Nowadays phase comparators which are constructed entirely of digital circuits are used more and more often. A digital phase comparator provides as an output signal a digital numerical value which is proportional to the phase difference, the digital value being for example an 8-bit word. There exist several reasons for using digital phase comparators. Since phase-locked circuits have very small band widths (&lt;1 Hz), it is difficult or impossible to use analog filters for performing a signal processing which may often be required before the signal is provided to the voltage controlled oscillator VCO. The problem can be solved by providing an AD-converter connected to the output terminal of the analog phase comparator but this solution may be costly, space consuming and sensitive to interference. In a telephone station, also a PLL can be geometrically or geographically distributed; for instance the VCO can be located on one board, the loop filter in a microprocessor on another board and the phase comparator on a third board. In such a distributed PLL of course the signals have to be communicated digitally.

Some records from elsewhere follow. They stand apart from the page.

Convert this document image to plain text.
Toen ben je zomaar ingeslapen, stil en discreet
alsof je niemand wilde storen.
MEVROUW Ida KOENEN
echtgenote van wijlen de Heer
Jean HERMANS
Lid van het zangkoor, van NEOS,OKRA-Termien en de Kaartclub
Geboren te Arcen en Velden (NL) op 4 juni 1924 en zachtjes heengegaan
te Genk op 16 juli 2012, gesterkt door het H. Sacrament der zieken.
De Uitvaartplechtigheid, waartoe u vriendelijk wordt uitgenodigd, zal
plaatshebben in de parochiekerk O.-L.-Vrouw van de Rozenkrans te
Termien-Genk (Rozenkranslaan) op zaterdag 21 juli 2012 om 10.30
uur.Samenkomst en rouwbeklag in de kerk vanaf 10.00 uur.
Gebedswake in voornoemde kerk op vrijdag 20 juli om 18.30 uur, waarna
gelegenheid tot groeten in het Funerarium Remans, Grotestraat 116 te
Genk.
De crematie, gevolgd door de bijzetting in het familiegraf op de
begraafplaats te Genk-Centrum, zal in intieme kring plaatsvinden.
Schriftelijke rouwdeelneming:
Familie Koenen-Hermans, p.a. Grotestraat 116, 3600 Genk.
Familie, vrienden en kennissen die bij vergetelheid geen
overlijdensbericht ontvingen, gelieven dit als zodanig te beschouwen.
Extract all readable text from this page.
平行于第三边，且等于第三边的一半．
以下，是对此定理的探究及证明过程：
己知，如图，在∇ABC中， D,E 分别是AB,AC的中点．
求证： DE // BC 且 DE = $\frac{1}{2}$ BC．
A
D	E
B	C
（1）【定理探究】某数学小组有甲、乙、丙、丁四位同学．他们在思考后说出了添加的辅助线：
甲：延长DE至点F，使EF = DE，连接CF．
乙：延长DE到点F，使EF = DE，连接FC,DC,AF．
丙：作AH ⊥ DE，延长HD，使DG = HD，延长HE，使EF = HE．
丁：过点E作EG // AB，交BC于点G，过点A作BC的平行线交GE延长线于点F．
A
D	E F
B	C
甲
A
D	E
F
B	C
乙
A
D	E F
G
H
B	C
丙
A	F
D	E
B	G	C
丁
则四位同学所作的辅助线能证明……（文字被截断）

There are several ways of constructing digital phase comparators but a common, prior digital phase comparator, see FIG. 2, comprises an oscillator, or is in any case connected for receiving an available high frequency clock signal, and comprises further a counter. The oscillator is coupled to the counter. Definite edges of the input signals, the phases of which are to be compared, are used, and the edge of one of the signals starts the counter and the edge of the other signal stops the counter. When the counter is stopped, the digital numerical value stored therein constitutes an estimate of the phase difference. Before the next start of the counter it is reset. The loop filter in a PLL requires a numerical value typically 1 to 10 times per second and the input signals to the phase comparator then have significantly higher frequencies, for instance 64 kHz. Then the PLL can command a phase measurement at the time when the loop filter needs a numerical value or the phase comparator can also measure the phase in the same rate as the input frequency, for example at 64 kHz, and the loop filter circuit then takes the last measured value at the time when a value is required.
Digital phase comparators are e.g. disclosed in U.S. Pat. No. 4,972,160 and the published European patent application EP-A2 0 585 806.